Many issues will have to be determined during the legislative process. For example:

  • What treatment should apply to free allowances and export rebates if there is a CBAM, in order to comply with international trade law and to maintain the competiveness of EU industry in third countries with lower carbon emissions standards?
  • Which countries and product sectors should be subject to the CBAM in the light of their GHG emissions and international trade law, including the principles of non-discrimination and proportionality?
  • What are the relevant technical criteria to be applied for the valuation of the carbon price of imports subject to the CBAM?
  • What scope should there be for exporters or importers to claim a CBAM rebate by showing that particular goods have been produced with no carbon footprint (or a much lower one than might be assumed by looking at the regulatory and power systems of the country of origin as a whole)?

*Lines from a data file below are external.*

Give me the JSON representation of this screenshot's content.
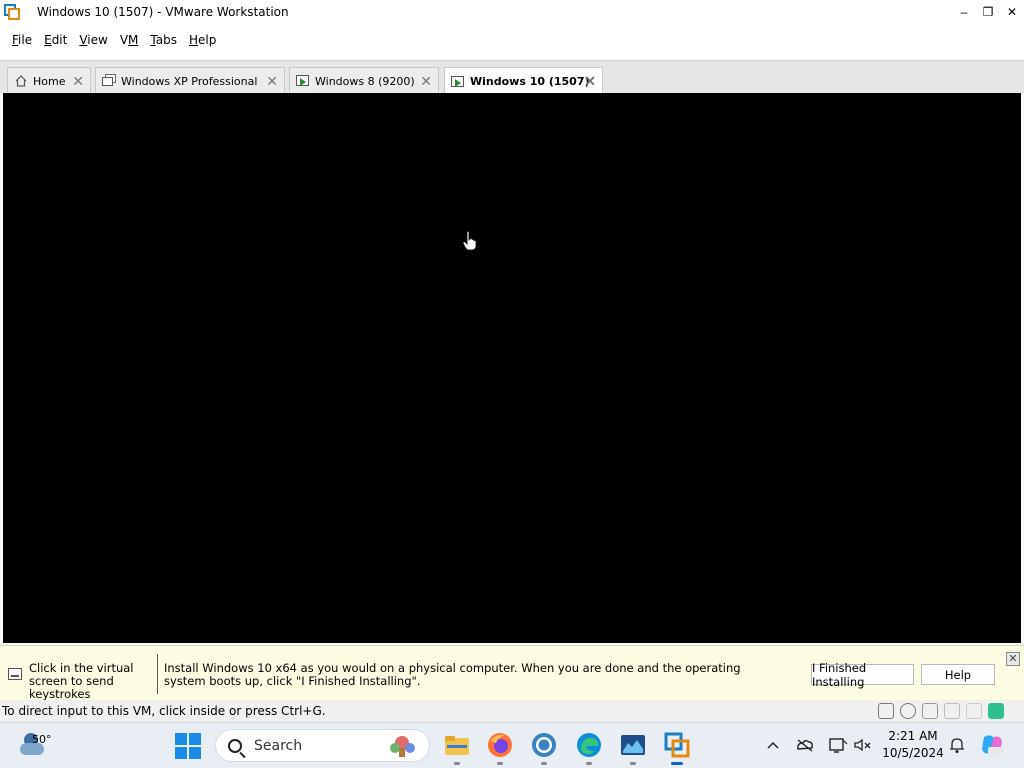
{
  "window": {
    "title": "Windows 10 (1507) - VMware Workstation",
    "controls": [
      "–",
      "❐",
      "✕"
    ]
  },
  "menu": {
    "items": [
      {
        "label": "File",
        "accel": "F"
      },
      {
        "label": "Edit",
        "accel": "E"
      },
      {
        "label": "View",
        "accel": "V"
      },
      {
        "label": "VM",
        "accel": "M"
      },
      {
        "label": "Tabs",
        "accel": "T"
      },
      {
        "label": "Help",
        "accel": "H"
      }
    ]
  },
  "tabs": [
    {
      "label": "Home",
      "icon": "home-icon",
      "active": false
    },
    {
      "label": "Windows XP Professional",
      "icon": "vm-icon",
      "active": false
    },
    {
      "label": "Windows 8 (9200)",
      "icon": "vm-running-icon",
      "active": false
    },
    {
      "label": "Windows 10 (1507)",
      "icon": "vm-running-icon",
      "active": true
    }
  ],
  "infobar": {
    "hint": "Click in the virtual screen to send keystrokes",
    "message": "Install Windows 10 x64 as you would on a physical computer. When you are done and the operating system boots up, click \"I Finished Installing\".",
    "finished_button": "I Finished Installing",
    "help_button": "Help"
  },
  "statusbar": {
    "text": "To direct input to this VM, click inside or press Ctrl+G."
  },
  "taskbar": {
    "weather_temp": "50°",
    "search_label": "Search",
    "apps": [
      "file-explorer-icon",
      "firefox-icon",
      "chrome-icon",
      "edge-icon",
      "app-icon",
      "vmware-icon"
    ],
    "clock_time": "2:21 AM",
    "clock_date": "10/5/2024"
  },
  "colors": {
    "vm_screen": "#000000",
    "infobar_bg": "#fdfde3",
    "accent": "#1a8ae8"
  }
}
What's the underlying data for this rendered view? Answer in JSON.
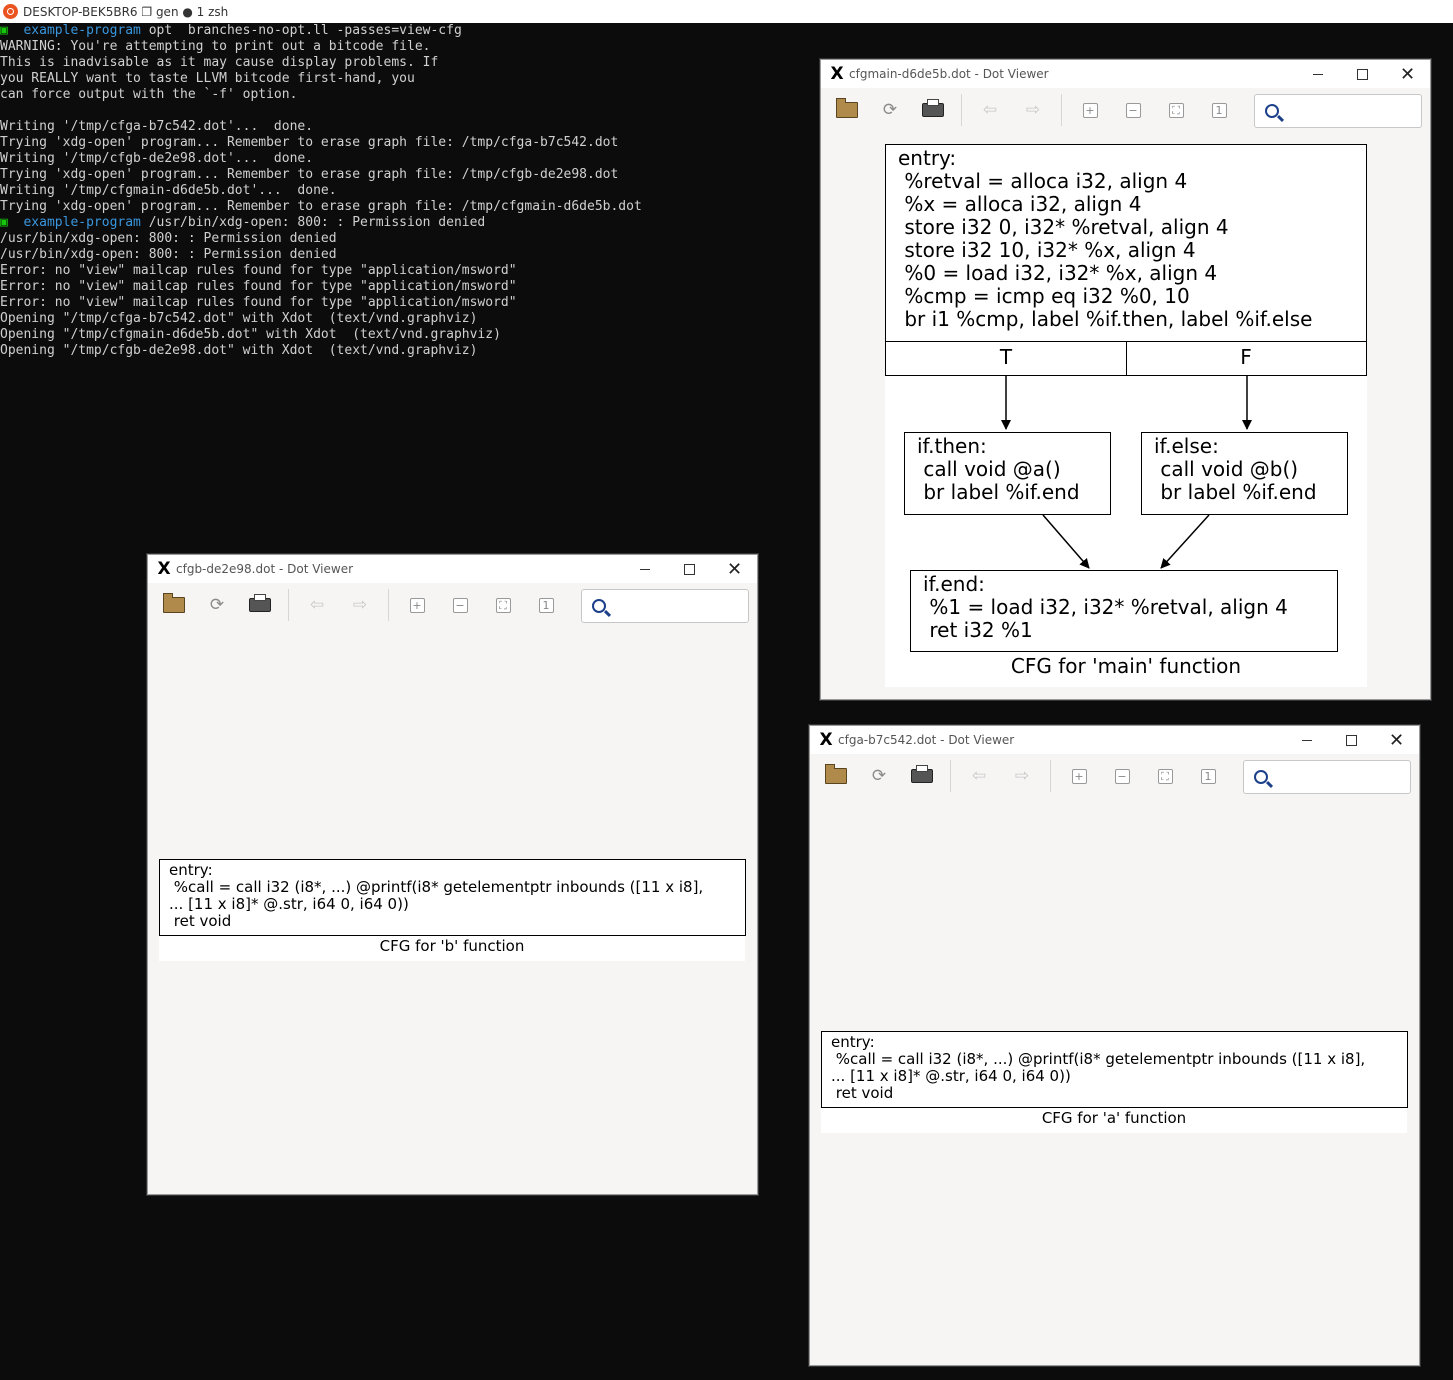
{
  "terminal": {
    "title": "DESKTOP-BEK5BR6 ❐ gen ● 1 zsh",
    "prompt_mark": "▣",
    "prompt_dir": "example-program",
    "lines": [
      {
        "kind": "prompt",
        "text": " opt  branches-no-opt.ll -passes=view-cfg"
      },
      {
        "kind": "out",
        "text": "WARNING: You're attempting to print out a bitcode file."
      },
      {
        "kind": "out",
        "text": "This is inadvisable as it may cause display problems. If"
      },
      {
        "kind": "out",
        "text": "you REALLY want to taste LLVM bitcode first-hand, you"
      },
      {
        "kind": "out",
        "text": "can force output with the `-f' option."
      },
      {
        "kind": "out",
        "text": ""
      },
      {
        "kind": "out",
        "text": "Writing '/tmp/cfga-b7c542.dot'...  done."
      },
      {
        "kind": "out",
        "text": "Trying 'xdg-open' program... Remember to erase graph file: /tmp/cfga-b7c542.dot"
      },
      {
        "kind": "out",
        "text": "Writing '/tmp/cfgb-de2e98.dot'...  done."
      },
      {
        "kind": "out",
        "text": "Trying 'xdg-open' program... Remember to erase graph file: /tmp/cfgb-de2e98.dot"
      },
      {
        "kind": "out",
        "text": "Writing '/tmp/cfgmain-d6de5b.dot'...  done."
      },
      {
        "kind": "out",
        "text": "Trying 'xdg-open' program... Remember to erase graph file: /tmp/cfgmain-d6de5b.dot"
      },
      {
        "kind": "prompt",
        "text": " /usr/bin/xdg-open: 800: : Permission denied"
      },
      {
        "kind": "out",
        "text": "/usr/bin/xdg-open: 800: : Permission denied"
      },
      {
        "kind": "out",
        "text": "/usr/bin/xdg-open: 800: : Permission denied"
      },
      {
        "kind": "out",
        "text": "Error: no \"view\" mailcap rules found for type \"application/msword\""
      },
      {
        "kind": "out",
        "text": "Error: no \"view\" mailcap rules found for type \"application/msword\""
      },
      {
        "kind": "out",
        "text": "Error: no \"view\" mailcap rules found for type \"application/msword\""
      },
      {
        "kind": "out",
        "text": "Opening \"/tmp/cfga-b7c542.dot\" with Xdot  (text/vnd.graphviz)"
      },
      {
        "kind": "out",
        "text": "Opening \"/tmp/cfgmain-d6de5b.dot\" with Xdot  (text/vnd.graphviz)"
      },
      {
        "kind": "out",
        "text": "Opening \"/tmp/cfgb-de2e98.dot\" with Xdot  (text/vnd.graphviz)"
      }
    ]
  },
  "windows": {
    "main": {
      "title": "cfgmain-d6de5b.dot - Dot Viewer",
      "entry_label": "entry:\n %retval = alloca i32, align 4\n %x = alloca i32, align 4\n store i32 0, i32* %retval, align 4\n store i32 10, i32* %x, align 4\n %0 = load i32, i32* %x, align 4\n %cmp = icmp eq i32 %0, 10\n br i1 %cmp, label %if.then, label %if.else",
      "port_true": "T",
      "port_false": "F",
      "then_label": "if.then:\n call void @a()\n br label %if.end",
      "else_label": "if.else:\n call void @b()\n br label %if.end",
      "end_label": "if.end:\n %1 = load i32, i32* %retval, align 4\n ret i32 %1",
      "graph_title": "CFG for 'main' function"
    },
    "b": {
      "title": "cfgb-de2e98.dot - Dot Viewer",
      "entry_label": "entry:\n %call = call i32 (i8*, ...) @printf(i8* getelementptr inbounds ([11 x i8],\n... [11 x i8]* @.str, i64 0, i64 0))\n ret void",
      "graph_title": "CFG for 'b' function"
    },
    "a": {
      "title": "cfga-b7c542.dot - Dot Viewer",
      "entry_label": "entry:\n %call = call i32 (i8*, ...) @printf(i8* getelementptr inbounds ([11 x i8],\n... [11 x i8]* @.str, i64 0, i64 0))\n ret void",
      "graph_title": "CFG for 'a' function"
    }
  },
  "window_controls": {
    "minimize": "—",
    "maximize": "☐",
    "close": "✕"
  },
  "toolbar_icons": [
    "open-icon",
    "reload-icon",
    "print-icon",
    "back-icon",
    "forward-icon",
    "zoom-in-icon",
    "zoom-out-icon",
    "zoom-fit-icon",
    "zoom-100-icon",
    "search-icon"
  ],
  "search": {
    "value": "",
    "placeholder": ""
  }
}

There will also be diplomatic issues to consider as the EU works with the US and other Western nations in coordinating climate change ambition ahead of the US-hosted International Climate Leaders’ Summit and COP26. The US Trade Representative recently mentioned that they are considering a carbon border adjustment and indicated that they will work with US allies in promulgating any adjustment. That being said, John Kerry, US Special Presidential Envoy for Climate Change, warned the EU to hold off on promulgating a CBAM until after COP26. The tension between unilateral and global approaches is of course a perennial feature of the UN Framework Convention on Climate Change process of which COP26 is the latest instalment, with the Paris Agreement of 2015 having marked in some ways a radical departure from the previous "top-down" model followed, for example, by the Kyoto Protocol.

In June 2021, the Commission is expected to provide some answers by publishing the legislative proposal on a CBAM.